Chronique dans VS-Webzine

Dark Tranquilou: Dis moi Uriel, le Elend dont on parle aujourd'hui, c'est bien le même groupe qui a terminé avec « The Umbersun » (il y a déjà 5 ans) l'Office des Ténèbres? Je croyais qu'ils étaient morts.

Uriel: Attends voir que je mate le line-up... Iskandar Hasnawi: présent. Renaud Tschirner: à la barre. Nathalie Barbary: fidèle au poste. Oui, le noyau du groupe est bel et bien inchangé. Mais je crois que ta question sous-entendait de savoir si, oui ou non, la touche Elend est bel et bien reconnaissable au fil de cet album, premier opus d'une nouvelle trilogie annoncée. Sur ce point je répondrai que oui, on ne peut se méprendre sur l'identité d'une musique où, malgré les changements évidents liés à l'entrée dans un nouveau concept et à l'intégration de sons et méthodes de composition inédits, l'on sent bien respirer sous la surface l'héritage fastueux de l'Office des Ténèbres. Mais avant d'approfondir la chose, peut-être serait-il de bon aloi d'avoir une pensée pour nos lecteurs néophytes qui n'ont pas vécu la période "nineties" du groupe, et de procéder à un bref récapitulatif de ce qu'est Elend et de leurs réalisations à ce jour. Voudrais-tu bien avoir l'obligeance de t'en charger?

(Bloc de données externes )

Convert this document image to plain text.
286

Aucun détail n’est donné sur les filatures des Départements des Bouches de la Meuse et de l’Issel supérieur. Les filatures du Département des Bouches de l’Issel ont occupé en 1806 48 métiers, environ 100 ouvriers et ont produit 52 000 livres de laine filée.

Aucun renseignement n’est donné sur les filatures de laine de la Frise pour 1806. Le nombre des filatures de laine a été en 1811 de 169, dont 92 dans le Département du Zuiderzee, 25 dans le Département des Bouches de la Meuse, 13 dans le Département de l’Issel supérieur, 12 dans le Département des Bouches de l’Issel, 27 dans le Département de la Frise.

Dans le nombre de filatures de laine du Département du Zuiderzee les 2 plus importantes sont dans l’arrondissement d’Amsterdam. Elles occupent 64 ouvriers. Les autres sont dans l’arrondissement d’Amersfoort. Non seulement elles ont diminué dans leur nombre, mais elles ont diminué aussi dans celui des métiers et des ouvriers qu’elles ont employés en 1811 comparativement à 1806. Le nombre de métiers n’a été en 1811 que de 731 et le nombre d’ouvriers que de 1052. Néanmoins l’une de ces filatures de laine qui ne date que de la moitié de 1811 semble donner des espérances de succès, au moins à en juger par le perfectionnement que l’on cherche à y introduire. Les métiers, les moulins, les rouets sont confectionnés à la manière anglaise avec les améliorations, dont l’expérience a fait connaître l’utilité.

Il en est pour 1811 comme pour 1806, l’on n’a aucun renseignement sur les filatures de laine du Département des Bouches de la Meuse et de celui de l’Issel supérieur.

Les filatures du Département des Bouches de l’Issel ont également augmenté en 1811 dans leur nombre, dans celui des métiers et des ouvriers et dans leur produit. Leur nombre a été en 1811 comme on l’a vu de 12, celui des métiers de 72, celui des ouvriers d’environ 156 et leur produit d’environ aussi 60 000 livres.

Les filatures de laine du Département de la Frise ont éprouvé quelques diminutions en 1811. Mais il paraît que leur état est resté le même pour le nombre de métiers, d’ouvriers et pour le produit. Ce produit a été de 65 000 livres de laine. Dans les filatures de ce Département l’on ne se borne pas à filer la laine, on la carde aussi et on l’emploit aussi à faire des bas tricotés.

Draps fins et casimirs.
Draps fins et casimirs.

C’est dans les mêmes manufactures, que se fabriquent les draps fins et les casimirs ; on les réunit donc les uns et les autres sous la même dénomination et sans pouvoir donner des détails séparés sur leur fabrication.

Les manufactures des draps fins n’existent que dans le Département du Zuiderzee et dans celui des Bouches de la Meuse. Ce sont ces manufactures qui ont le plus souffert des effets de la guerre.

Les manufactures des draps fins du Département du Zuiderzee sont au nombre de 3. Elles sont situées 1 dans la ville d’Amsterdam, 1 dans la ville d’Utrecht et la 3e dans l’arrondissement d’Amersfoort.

Dark Tranquilou: Ah, Elend! Il s'agit en fait d'une formation franco/autrichienne (quand la France a des parts dans un groupe aussi important, il est bon de le préciser) qui durant la deuxième partie des années 90 nous a livré une pièce de musique magistrale, nommée l'Office des Ténèbres, décomposée en trois albums. Le groupe œuvrait alors dans un gothic dark symphonique (c'est pas moi qui le dit, c'est le label) et n'avait cessé de proposer une musique de plus en plus riche au fil des albums. Tout avait commencé avec « Leçons de Ténèbres » qui avait posé les bases de ce qu'allait devenir le groupe, on trouvait sur cet album des arrangements symphoniques associés à des hurlements caractéristiques, violence et beauté copulaient déjà allègrement pour le plaisir de nos oreilles. Le deuxième volet de la trilogie « Les Ténèbres du Dehors » proposait une musique plus riche et plus travaillée au niveau des ambiances, les orchestrations symphoniques étaient aussi nettement plus violentes. La fin de la trilogie que constituait l'album « The Umbersun » était un manifeste de violence, jamais le groupe n'était allé aussi loin. La trilogie suivait en fait la liturgie catholique, nous avions donc un commencement plutôt mélancolique suivit d'une montée de violence sur le deuxième album et enfin la dernière messe qui se voulait plus sombre. Au niveau des textes tout tourne autour du nom de Dieu et de Lucifer l'ange déchu, mais n'étant pas un théologien, je préfère ne pas trop rentrer dans le détail. Voilà, cette trilogie étant terminée, Elend a entrepris la réalisation d'une nouvelle. En terme de composition, le groupe reprend là ou il s'était arrêté avec « The Umbersun » ou bien a-t-il choisi un mode d'expression différent?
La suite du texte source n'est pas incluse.